Of course, I would respond why go all the Quebec when you can shop at Jacobsen’s and have people be rude to you.
But you had to live in West Michigan a long time ago to get that joke.
But there it is, islands, ruled by Government of France, right there 13 miles off the coast of Canada.
It was like after the French and Indian War, those Europeans divvied up all the Risk Cards and someone dropped the Saint-Pierre and Miquelon card on the floor.
Conceivably during World War 2, then Nazis could have staged U Boats out of there, if they could have got there in the first place.
Now they are finding that the Atlantic Ocean is creeping in and that ocean front property, as they say, is no longer worth much.
The constraint of no longer being able to build here – of not being sure that we are sufficiently protected from the sea.
Here I sit in what is called the low country of South Carolina.
The pandemic era WORK FROM HOME concept has caused this area to blow up population wise.
The city of Bluffton, where I live had 900 people living here 25 years ago.
It now has 40,000 and more are moving in every day with new developments both for residents and vacationers.
Houses, Town Homes and Apartments turn up before our eyes.
Vacant marsh land overnight is now a golf course.
But the sea is still a problem for us and it pretty much runs the show.
First off, no one gets to live on the coast.

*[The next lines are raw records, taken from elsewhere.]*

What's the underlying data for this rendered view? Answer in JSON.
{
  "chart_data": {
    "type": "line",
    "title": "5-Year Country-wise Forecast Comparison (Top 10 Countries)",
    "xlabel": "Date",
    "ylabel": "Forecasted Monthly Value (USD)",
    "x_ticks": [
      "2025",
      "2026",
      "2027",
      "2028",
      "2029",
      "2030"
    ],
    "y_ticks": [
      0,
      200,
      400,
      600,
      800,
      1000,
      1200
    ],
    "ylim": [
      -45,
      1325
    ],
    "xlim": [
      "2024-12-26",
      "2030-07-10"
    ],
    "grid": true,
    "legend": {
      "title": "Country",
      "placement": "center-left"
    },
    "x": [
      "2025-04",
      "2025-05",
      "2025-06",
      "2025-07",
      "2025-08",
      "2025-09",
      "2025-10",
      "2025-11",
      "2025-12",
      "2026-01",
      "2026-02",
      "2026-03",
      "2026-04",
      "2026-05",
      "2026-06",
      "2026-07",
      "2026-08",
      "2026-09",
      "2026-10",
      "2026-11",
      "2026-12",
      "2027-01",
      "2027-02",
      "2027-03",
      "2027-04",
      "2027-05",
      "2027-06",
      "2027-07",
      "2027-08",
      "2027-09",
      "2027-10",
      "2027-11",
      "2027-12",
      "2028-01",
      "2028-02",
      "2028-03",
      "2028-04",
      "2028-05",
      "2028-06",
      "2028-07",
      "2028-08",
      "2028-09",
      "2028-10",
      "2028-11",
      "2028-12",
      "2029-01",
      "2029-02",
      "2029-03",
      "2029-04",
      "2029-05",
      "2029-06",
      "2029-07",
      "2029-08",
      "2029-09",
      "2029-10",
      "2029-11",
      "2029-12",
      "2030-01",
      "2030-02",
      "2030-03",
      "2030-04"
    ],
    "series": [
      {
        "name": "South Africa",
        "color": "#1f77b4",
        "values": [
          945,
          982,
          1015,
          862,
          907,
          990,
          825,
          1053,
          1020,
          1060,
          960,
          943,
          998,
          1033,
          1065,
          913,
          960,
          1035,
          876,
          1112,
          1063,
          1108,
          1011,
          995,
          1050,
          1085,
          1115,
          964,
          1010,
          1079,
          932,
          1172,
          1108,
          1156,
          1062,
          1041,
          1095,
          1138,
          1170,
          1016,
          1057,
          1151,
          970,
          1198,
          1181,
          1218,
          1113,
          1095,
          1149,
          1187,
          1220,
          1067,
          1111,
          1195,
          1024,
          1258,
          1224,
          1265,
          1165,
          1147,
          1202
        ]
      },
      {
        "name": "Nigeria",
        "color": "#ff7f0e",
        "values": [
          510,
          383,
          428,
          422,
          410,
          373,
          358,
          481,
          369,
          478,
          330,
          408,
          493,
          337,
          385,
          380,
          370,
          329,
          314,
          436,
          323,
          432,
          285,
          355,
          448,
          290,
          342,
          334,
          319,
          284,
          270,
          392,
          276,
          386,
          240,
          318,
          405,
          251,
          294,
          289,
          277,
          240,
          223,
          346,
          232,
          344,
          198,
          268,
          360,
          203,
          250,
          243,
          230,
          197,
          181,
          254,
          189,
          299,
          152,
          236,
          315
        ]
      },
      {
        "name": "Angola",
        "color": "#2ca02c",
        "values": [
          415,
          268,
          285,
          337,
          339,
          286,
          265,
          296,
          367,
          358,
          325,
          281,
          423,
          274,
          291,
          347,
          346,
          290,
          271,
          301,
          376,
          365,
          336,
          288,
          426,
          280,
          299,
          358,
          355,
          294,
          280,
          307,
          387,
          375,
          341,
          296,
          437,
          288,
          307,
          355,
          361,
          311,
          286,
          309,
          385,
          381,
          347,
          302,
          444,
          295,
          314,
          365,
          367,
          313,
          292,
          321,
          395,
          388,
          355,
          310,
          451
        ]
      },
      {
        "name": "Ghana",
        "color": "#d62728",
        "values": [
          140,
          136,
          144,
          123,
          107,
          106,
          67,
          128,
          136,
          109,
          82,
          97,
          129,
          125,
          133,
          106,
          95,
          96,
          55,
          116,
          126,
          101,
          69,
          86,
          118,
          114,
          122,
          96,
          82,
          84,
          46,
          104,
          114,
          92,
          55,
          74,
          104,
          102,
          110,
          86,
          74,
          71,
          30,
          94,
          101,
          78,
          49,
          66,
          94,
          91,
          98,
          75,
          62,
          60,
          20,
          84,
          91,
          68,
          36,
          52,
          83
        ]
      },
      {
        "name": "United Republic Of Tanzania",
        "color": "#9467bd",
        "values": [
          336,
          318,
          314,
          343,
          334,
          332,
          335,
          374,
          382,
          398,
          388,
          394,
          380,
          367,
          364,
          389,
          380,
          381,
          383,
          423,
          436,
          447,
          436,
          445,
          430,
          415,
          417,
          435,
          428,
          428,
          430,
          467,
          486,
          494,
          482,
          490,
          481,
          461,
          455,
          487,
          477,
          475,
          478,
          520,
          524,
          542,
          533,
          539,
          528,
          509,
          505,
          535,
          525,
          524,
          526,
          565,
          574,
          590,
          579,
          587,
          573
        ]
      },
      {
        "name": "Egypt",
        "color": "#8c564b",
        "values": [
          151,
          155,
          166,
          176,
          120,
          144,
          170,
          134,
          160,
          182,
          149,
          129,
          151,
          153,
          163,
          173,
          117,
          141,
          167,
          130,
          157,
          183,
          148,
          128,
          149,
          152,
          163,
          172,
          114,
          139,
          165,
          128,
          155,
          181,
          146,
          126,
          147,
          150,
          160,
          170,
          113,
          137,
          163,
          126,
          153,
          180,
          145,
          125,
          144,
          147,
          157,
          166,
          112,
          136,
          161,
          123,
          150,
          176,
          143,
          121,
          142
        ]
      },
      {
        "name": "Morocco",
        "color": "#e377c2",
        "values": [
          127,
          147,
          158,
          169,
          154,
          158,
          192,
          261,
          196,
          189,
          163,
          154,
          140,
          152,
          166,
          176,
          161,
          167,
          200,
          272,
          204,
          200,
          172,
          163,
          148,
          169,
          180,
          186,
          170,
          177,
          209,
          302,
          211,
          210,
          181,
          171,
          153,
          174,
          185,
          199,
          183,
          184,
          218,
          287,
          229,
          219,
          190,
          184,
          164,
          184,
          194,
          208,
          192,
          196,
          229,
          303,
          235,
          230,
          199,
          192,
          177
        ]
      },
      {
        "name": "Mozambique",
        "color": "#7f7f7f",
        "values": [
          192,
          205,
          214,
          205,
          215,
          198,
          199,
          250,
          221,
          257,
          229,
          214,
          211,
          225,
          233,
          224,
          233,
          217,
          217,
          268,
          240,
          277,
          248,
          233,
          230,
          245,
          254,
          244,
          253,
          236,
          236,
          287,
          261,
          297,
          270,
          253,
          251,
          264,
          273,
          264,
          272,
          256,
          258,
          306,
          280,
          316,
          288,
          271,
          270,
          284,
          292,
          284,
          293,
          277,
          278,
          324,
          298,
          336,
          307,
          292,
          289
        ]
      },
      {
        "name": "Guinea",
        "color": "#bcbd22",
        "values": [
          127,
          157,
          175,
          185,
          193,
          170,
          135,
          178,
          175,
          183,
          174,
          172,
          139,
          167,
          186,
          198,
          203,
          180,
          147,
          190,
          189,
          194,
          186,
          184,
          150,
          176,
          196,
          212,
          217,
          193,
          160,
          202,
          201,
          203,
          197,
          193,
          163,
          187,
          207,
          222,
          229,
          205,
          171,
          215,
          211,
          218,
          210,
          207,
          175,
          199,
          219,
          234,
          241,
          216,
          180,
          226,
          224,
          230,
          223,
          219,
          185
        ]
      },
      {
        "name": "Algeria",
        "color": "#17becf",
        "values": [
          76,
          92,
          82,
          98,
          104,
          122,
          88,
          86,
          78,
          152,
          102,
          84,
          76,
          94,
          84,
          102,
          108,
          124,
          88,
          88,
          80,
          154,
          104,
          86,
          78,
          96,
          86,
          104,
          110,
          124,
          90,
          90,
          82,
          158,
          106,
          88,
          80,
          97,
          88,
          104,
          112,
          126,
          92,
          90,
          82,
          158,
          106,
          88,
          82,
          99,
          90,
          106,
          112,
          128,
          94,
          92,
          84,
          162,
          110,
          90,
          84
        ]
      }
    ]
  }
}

There is only so much of that.
Second, this is still the low country.
At high tide, 50% of the Beaufort County is under water.
As well as cutting back on available dry land, which pretty much was taken over for roads and railway right-of-ways a long time ago, the amount of fresh water here was maxed also a long time ago.
City and County leaders point out almost every day that the limit for water services and road expansion has been reached.
Then the zoning boards approve another 5,000 homes.
On to of that, the entire area could be wiped off the map by a hurricane.